Frente a uma situação clínica grave, seja em relação a um indivíduo, ou na saúde pública (como na atual pandemia), não há tempo para se considerar a Medicina Baseada em Evidências e deve-se utilizar medicamentos e tratamentos, mesmo que não haja evidências científicas da sua efetividade e segurança, pois “é melhor se fazer alguma coisa, do que não fazer nada”.

 

Defender estas crenças não é essencialmente diferente de se defender o uso de simpatias, encantamentos, sangrias ou de qualquer outra forma de crendice da Idade das Trevas.

Vale lembrar que dos estudos in vitro com resultados positivos, somente uma fração, não maior do que 10%, se tornam medicamentos, ou seja, a grande maioria não demonstra efetividade e/ou segurança no desenvolvimento dos estudos.

Prescrever medicamentos e tratamentos com base em estudos nestas fases pré-publicação, bem como prescrever o que não tem evidências clínicas de efetividade e segurança é algo que coloca em grave risco a saúde e a vida da população. Representa um verdadeiro atentado à saúde pública!
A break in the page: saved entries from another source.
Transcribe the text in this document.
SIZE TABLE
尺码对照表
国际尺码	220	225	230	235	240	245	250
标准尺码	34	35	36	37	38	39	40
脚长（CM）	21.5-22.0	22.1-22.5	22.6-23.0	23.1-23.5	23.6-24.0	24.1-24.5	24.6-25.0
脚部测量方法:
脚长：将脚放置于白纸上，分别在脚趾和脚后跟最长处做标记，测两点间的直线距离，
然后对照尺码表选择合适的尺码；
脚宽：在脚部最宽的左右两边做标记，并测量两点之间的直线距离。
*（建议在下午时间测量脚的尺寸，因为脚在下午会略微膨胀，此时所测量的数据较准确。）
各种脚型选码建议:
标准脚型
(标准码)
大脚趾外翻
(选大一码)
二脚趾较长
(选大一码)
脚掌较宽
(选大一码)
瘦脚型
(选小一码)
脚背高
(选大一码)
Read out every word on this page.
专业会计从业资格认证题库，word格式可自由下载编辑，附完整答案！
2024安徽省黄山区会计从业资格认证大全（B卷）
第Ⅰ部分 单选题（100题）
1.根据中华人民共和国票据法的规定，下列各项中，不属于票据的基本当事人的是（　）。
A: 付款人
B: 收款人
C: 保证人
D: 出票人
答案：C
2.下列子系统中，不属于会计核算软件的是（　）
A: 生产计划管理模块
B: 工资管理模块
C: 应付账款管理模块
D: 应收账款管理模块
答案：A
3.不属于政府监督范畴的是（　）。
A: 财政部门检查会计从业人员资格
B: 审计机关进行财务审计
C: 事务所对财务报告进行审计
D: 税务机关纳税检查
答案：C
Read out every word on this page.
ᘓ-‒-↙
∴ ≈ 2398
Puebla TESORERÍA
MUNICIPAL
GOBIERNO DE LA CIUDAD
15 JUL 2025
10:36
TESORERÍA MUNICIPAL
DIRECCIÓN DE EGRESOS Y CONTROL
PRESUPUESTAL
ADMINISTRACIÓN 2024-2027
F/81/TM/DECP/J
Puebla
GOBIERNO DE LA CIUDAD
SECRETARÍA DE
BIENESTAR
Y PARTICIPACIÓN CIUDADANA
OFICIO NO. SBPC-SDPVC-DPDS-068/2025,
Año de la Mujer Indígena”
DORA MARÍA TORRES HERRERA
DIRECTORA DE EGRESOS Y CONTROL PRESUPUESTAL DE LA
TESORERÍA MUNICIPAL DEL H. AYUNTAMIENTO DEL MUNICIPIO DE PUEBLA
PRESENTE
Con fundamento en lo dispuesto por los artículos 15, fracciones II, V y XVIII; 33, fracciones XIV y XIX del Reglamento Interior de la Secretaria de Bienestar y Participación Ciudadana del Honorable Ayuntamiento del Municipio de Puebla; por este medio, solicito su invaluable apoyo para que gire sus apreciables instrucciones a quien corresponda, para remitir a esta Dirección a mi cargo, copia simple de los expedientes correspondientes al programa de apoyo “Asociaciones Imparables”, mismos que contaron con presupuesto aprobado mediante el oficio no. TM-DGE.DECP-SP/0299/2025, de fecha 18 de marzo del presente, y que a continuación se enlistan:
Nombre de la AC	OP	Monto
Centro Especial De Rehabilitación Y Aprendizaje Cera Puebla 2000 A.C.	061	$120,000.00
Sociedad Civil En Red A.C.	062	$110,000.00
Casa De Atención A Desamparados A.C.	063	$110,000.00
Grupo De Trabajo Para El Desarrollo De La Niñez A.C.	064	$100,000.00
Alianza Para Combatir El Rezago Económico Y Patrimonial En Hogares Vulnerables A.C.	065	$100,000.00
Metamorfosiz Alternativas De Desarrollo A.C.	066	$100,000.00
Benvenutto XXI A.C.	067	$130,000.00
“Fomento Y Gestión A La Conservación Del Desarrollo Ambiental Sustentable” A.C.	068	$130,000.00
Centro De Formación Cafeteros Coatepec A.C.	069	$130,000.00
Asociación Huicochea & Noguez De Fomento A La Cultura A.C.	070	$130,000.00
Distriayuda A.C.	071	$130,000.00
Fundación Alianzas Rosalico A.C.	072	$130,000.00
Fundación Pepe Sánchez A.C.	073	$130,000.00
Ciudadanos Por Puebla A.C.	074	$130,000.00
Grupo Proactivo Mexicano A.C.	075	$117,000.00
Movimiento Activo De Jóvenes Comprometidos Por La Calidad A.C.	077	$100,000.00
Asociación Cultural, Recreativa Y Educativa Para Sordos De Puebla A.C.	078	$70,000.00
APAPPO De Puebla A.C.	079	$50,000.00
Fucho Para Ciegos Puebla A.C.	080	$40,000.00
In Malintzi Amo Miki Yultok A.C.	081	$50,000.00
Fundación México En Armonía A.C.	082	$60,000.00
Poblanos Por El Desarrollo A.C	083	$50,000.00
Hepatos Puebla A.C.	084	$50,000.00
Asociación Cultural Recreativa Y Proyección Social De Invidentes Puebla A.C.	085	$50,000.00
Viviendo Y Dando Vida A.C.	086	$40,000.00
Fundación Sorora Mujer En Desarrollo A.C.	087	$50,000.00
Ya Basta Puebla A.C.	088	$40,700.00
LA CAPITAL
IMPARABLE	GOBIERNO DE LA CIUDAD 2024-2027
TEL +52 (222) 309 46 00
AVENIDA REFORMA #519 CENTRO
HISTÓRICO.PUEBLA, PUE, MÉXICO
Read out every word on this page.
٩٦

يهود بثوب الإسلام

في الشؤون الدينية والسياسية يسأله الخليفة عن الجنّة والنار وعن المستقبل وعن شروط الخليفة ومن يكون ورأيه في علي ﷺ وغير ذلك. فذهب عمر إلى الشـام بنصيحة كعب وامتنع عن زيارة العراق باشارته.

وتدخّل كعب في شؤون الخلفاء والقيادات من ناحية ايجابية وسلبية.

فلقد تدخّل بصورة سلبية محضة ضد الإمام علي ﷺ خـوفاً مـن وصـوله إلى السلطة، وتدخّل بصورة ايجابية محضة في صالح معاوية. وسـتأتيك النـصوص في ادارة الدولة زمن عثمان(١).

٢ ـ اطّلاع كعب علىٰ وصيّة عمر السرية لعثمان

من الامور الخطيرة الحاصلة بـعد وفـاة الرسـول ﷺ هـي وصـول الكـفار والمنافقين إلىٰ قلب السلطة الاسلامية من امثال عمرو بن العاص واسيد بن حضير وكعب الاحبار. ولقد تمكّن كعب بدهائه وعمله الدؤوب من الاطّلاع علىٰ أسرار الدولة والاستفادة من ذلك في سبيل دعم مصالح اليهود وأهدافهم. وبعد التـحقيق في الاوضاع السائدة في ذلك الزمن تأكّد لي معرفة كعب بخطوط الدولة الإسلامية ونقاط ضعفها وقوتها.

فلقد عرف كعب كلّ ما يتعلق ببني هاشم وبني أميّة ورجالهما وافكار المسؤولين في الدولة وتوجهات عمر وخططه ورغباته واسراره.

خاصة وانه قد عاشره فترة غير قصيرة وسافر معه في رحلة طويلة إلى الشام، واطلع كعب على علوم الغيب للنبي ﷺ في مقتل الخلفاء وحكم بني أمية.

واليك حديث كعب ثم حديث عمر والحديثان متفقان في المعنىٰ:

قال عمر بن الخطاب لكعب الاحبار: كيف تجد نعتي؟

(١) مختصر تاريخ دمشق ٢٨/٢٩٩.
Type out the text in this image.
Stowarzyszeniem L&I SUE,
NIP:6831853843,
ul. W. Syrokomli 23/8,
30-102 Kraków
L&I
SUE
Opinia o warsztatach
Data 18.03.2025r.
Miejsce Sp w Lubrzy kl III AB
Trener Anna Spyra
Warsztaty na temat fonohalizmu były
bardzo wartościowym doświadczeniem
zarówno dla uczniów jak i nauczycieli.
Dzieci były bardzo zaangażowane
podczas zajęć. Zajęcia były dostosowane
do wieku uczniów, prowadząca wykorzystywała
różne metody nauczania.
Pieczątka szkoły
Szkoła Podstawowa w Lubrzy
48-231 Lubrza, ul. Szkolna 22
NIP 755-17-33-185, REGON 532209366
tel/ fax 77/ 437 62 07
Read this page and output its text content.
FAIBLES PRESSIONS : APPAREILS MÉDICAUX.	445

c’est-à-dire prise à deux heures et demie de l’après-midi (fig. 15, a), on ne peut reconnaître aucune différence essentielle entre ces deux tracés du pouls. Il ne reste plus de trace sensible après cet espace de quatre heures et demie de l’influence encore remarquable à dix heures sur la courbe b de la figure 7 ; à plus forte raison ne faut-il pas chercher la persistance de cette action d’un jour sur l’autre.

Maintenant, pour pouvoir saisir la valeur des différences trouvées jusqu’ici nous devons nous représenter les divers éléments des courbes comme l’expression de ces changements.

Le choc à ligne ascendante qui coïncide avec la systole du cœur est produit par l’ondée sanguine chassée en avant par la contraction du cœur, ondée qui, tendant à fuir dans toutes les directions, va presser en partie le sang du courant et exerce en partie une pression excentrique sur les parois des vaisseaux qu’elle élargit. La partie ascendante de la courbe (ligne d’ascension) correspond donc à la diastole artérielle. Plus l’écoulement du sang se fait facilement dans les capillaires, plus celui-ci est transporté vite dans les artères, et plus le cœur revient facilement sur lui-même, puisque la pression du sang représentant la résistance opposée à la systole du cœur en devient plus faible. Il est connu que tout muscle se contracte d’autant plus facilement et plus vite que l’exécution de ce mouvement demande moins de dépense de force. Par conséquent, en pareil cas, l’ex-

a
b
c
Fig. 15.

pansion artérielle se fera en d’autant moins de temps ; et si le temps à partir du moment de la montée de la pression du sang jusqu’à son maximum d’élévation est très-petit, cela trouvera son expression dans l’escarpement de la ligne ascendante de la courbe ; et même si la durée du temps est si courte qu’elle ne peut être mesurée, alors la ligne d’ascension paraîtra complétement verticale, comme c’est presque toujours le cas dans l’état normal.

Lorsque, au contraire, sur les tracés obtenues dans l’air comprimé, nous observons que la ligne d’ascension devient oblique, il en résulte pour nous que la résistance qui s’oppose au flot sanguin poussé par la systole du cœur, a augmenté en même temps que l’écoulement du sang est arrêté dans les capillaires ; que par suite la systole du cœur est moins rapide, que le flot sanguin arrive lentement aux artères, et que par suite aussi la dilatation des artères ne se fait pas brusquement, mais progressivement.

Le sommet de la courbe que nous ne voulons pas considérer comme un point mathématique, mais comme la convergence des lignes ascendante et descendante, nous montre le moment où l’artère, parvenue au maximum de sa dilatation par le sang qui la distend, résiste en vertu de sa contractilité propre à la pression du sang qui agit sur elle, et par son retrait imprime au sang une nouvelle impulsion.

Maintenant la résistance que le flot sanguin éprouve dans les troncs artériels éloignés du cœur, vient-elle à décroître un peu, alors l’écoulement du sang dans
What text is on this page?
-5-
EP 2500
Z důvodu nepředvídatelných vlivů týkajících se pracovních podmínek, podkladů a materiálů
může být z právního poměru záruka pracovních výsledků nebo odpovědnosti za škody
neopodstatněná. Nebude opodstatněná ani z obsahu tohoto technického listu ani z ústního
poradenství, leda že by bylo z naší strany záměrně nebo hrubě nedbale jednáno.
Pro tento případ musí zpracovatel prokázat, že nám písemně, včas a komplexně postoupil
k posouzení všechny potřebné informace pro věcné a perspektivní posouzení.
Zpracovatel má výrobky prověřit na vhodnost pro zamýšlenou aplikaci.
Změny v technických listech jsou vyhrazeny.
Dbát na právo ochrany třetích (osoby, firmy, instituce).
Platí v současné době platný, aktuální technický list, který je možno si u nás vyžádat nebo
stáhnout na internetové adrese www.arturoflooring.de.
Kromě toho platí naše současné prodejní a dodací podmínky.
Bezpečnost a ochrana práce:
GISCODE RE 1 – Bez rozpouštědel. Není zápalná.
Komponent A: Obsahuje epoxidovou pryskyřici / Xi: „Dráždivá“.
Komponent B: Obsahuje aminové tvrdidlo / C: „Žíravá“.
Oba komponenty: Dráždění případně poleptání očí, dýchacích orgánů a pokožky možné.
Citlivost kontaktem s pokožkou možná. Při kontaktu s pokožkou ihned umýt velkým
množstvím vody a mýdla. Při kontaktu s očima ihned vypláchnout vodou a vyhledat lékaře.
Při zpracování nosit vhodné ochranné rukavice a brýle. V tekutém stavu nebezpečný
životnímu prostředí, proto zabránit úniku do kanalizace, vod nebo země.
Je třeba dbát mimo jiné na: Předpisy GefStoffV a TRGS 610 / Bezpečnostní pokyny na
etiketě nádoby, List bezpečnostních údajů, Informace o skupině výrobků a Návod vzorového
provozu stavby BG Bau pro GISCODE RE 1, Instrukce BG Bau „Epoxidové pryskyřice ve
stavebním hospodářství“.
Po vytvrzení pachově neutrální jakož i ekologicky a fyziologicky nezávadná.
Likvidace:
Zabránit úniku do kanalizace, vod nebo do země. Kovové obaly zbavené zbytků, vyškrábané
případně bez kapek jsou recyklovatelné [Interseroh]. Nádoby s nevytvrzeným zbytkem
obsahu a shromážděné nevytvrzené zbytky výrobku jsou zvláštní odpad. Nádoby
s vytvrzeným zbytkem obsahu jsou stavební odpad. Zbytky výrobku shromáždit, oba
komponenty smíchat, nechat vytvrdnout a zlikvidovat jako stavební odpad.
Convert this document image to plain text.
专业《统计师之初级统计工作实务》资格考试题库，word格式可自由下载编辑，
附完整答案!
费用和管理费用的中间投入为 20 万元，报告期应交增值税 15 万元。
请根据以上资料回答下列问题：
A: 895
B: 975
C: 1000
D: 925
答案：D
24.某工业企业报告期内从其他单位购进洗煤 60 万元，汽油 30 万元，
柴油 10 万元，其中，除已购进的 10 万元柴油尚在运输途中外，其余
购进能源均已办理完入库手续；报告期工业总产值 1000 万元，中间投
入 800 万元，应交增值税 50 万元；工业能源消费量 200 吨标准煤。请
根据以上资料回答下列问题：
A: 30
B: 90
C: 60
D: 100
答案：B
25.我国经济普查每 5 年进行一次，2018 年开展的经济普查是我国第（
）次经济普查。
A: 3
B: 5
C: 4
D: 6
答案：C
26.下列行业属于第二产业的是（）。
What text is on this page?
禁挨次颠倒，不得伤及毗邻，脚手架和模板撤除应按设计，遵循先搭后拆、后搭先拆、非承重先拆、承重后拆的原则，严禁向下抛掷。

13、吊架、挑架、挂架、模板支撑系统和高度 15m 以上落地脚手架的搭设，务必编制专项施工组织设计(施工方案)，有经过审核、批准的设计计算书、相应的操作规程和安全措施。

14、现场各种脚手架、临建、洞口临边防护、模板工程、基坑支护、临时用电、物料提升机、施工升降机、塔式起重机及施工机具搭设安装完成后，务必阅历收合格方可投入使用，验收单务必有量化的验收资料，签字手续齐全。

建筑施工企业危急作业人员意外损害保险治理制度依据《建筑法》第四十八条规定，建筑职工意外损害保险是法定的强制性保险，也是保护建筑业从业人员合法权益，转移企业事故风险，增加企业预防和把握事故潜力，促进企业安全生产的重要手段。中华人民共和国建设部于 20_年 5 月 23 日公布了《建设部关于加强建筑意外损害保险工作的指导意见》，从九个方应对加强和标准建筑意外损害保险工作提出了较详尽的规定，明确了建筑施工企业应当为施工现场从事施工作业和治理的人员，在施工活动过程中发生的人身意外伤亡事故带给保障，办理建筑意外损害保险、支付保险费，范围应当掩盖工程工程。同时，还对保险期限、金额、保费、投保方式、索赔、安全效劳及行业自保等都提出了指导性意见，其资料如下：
Infelizmente assistimos, com espanto, colegas médicos defendendo estas crenças, que nos remetem a tempos pré-científicos, ignorando que o respeito da sociedade à atuação dos médicos somente se estabeleceu com as conquistas da Revolução Científica, representadas na prática clínica pela Medicina Baseada em Evidências.

O conceito da Medicina Baseada em Evidências evoluiu para o conceito de Medicina Baseada no Paciente, que é aquela no qual o médico apresenta ao paciente as alternativas de tratamento, com as evidências, nível de efetividade e riscos de cada uma, para que o paciente exerça a sua escolha livre e esclarecida.

Lembrando que o paciente atual está, em geral, “empoderado”, devida ou indevidamente, pelo “Dr Google”, ou seja, poderá estar contaminado por “fake news”, entre as quais, as crenças acima descritas.

Atualmente, a Universidade McMaster do Canadá - Evidence-Based Medicine Working Group - conceitua que “a prática Clínica e Gerencial com qualidade é mais que uma obrigação, é um dever social.”

Infelizmente, a ciência geralmente não fornece as respostas que a sociedade deseja, nem no tempo desejado, mas segundo Albert Einstein “toda a nossa ciência, comparada com a realidade, é primitiva e infantil e, no entanto, é a coisa mais preciosa que temos”.

Já para Isaac Asimov “se o conhecimento pode criar problemas, não é através da ignorância que podemos solucioná-los”.

Para Hipócrates: “há verdadeiramente duas coisas diferentes: saber e crer que se sabe. A ciência consiste em saber; em crer que se sabe reside a ignorância”.

Sobre o infeliz retorno à Era das Trevas, afirma citação atribuída a Goethe (1749-1832): "nada sabe de sua arte aquele que lhe desconhece a história".